On March 20, influenced by a weakening dollar and ongoing tensions in the Middle East, international gold and silver futures prices rebounded after a sharp decline in the previous trading day. As of 15:50 Beijing time on the 20th, the main gold futures contract on the New York Mercantile Exchange is priced at $4698.50 per ounce, with a daily increase of 2.01% and a year-to-date increase of over 8.23%. However, compared to the historical high of $5626.80 per ounce set in January, it has already fallen over 16%. Additionally, the main silver futures contract on the New York Mercantile Exchange is priced at $72.805 per ounce, with a daily increase of 2.23% and a year-to-date increase of 3.12%. Compared to the high of $121.785 per ounce in January, it has fallen over 40%.

Previously, affected by the plunge in international gold prices during the night session, domestic gold jewelry prices plummeted, with several brands’ prices dropping to around 1440 yuan, a decrease of about a hundred yuan over two days. On the 19th local time, concerns over inflation triggered by a significant rise in energy prices overshadowed global markets, spreading panic among investors who sold off risk assets and precious metals for cash. Coupled with the dollar index fluctuating above 100, this further suppressed precious metal prices. As of 21:05 Beijing time, the April delivery gold futures price on the New York Mercantile Exchange is $4577.50, with a decrease of 6.51%.
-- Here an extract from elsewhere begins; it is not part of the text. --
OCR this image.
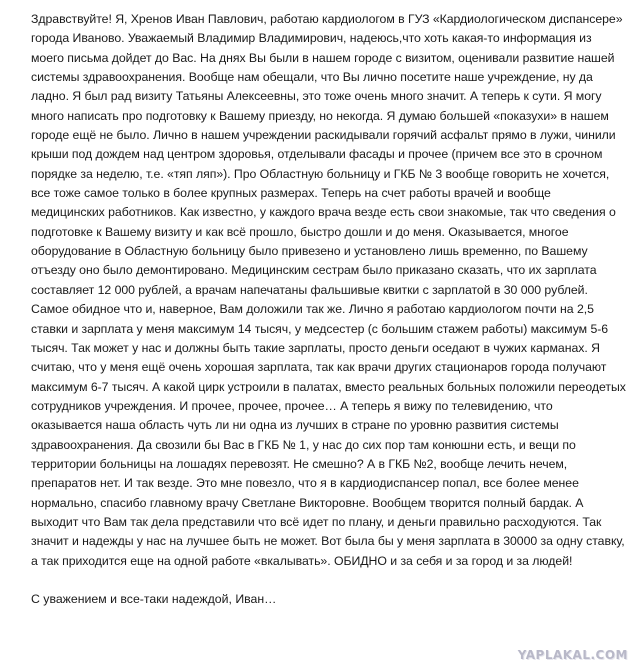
Здравствуйте! Я, Хренов Иван Павлович, работаю кардиологом в ГУЗ «Кардиологическом диспансере» города Иваново. Уважаемый Владимир Владимирович, надеюсь,что хоть какая-то информация из моего письма дойдет до Вас. На днях Вы были в нашем городе с визитом, оценивали развитие нашей системы здравоохранения. Вообще нам обещали, что Вы лично посетите наше учреждение, ну да ладно. Я был рад визиту Татьяны Алексеевны, это тоже очень много значит. А теперь к сути. Я могу много написать про подготовку к Вашему приезду, но некогда. Я думаю большей «показухи» в нашем городе ещё не было. Лично в нашем учреждении раскидывали горячий асфальт прямо в лужи, чинили крыши под дождем над центром здоровья, отделывали фасады и прочее (причем все это в срочном порядке за неделю, т.е. «тяп ляп»). Про Областную больницу и ГКБ № 3 вообще говорить не хочется, все тоже самое только в более крупных размерах. Теперь на счет работы врачей и вообще медицинских работников. Как известно, у каждого врача везде есть свои знакомые, так что сведения о подготовке к Вашему визиту и как всё прошло, быстро дошли и до меня. Оказывается, многое оборудование в Областную больницу было привезено и установлено лишь временно, по Вашему отъезду оно было демонтировано. Медицинским сестрам было приказано сказать, что их зарплата составляет 12 000 рублей, а врачам напечатаны фальшивые квитки с зарплатой в 30 000 рублей. Самое обидное что и, наверное, Вам доложили так же. Лично я работаю кардиологом почти на 2,5 ставки и зарплата у меня максимум 14 тысяч, у медсестер (с большим стажем работы) максимум 5-6 тысяч. Так может у нас и должны быть такие зарплаты, просто деньги оседают в чужих карманах. Я считаю, что у меня ещё очень хорошая зарплата, так как врачи других стационаров города получают максимум 6-7 тысяч. А какой цирк устроили в палатах, вместо реальных больных положили переодетых сотрудников учреждения. И прочее, прочее, прочее… А теперь я вижу по телевидению, что оказывается наша область чуть ли ни одна из лучших в стране по уровню развития системы здравоохранения. Да свозили бы Вас в ГКБ № 1, у нас до сих пор там конюшни есть, и вещи по территории больницы на лошадях перевозят. Не смешно? А в ГКБ №2, вообще лечить нечем, препаратов нет. И так везде. Это мне повезло, что я в кардиодиспансер попал, все более менее нормально, спасибо главному врачу Светлане Викторовне. Вообщем творится полный бардак. А выходит что Вам так дела представили что всё идет по плану, и деньги правильно расходуются. Так значит и надежды у нас на лучшее быть не может. Вот была бы у меня зарплата в 30000 за одну ставку, а так приходится еще на одной работе «вкалывать». ОБИДНО и за себя и за город и за людей!

С уважением и все-таки надеждой, Иван…

YAPLAKAL.COM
On the same day, the Industrial and Commercial Bank of China (601398.SH) announced the revision of the agency agreement for personal customer precious metal bidding transactions and clarified the forced liquidation margin ratio. The announcement pointed out that, according to precious metal risk management and business needs, the bank has revised the “Forced Liquidation and Risk Control Rules” in Appendix 2 of the “Agency Agreement for Personal Customer Precious Metal Bidding Transactions,” forming the “Forced Liquidation and Risk Control Rules (2026 Edition).”

The announcement stated that the calculation method for the margin account sufficiency ratio has been modified, and new forced liquidation margin risk control requirements have been added (i.e., the minimum funds required for customers to maintain their positions). The specific modification methods and other modifications are detailed in the attached document “Forced Liquidation and Risk Control Rules (2026 Edition).” The forced liquidation margin ratio will temporarily follow the minimum trading margin ratio set by the Shanghai Gold Exchange. In the future, the bank will adjust the forced liquidation margin ratio as appropriate based on market conditions and the needs of precious metal risk management and business.

It is worth noting that earlier that day, the Industrial and Commercial Bank of China issued a notice titled “Notice on Risk Prevention and Control in the Precious Metal Market,” stating that due to the complex evolution of the global macroeconomic and geopolitical landscape, the volatility of domestic and international precious metal markets has intensified. To ensure the safety of investors’ assets and stable investments, the bank advises: please maintain a calm and rational investment mindset, fully assess your own risk tolerance, and avoid being driven by short-term market sentiment into blindly chasing rises and selling off. From a long-term asset allocation perspective, it is recommended that investors adhere to the principle of “total control, phased entry, and diversified layout,” extending the investment cycle to smooth out periodic volatility risks and build a more robust asset portfolio.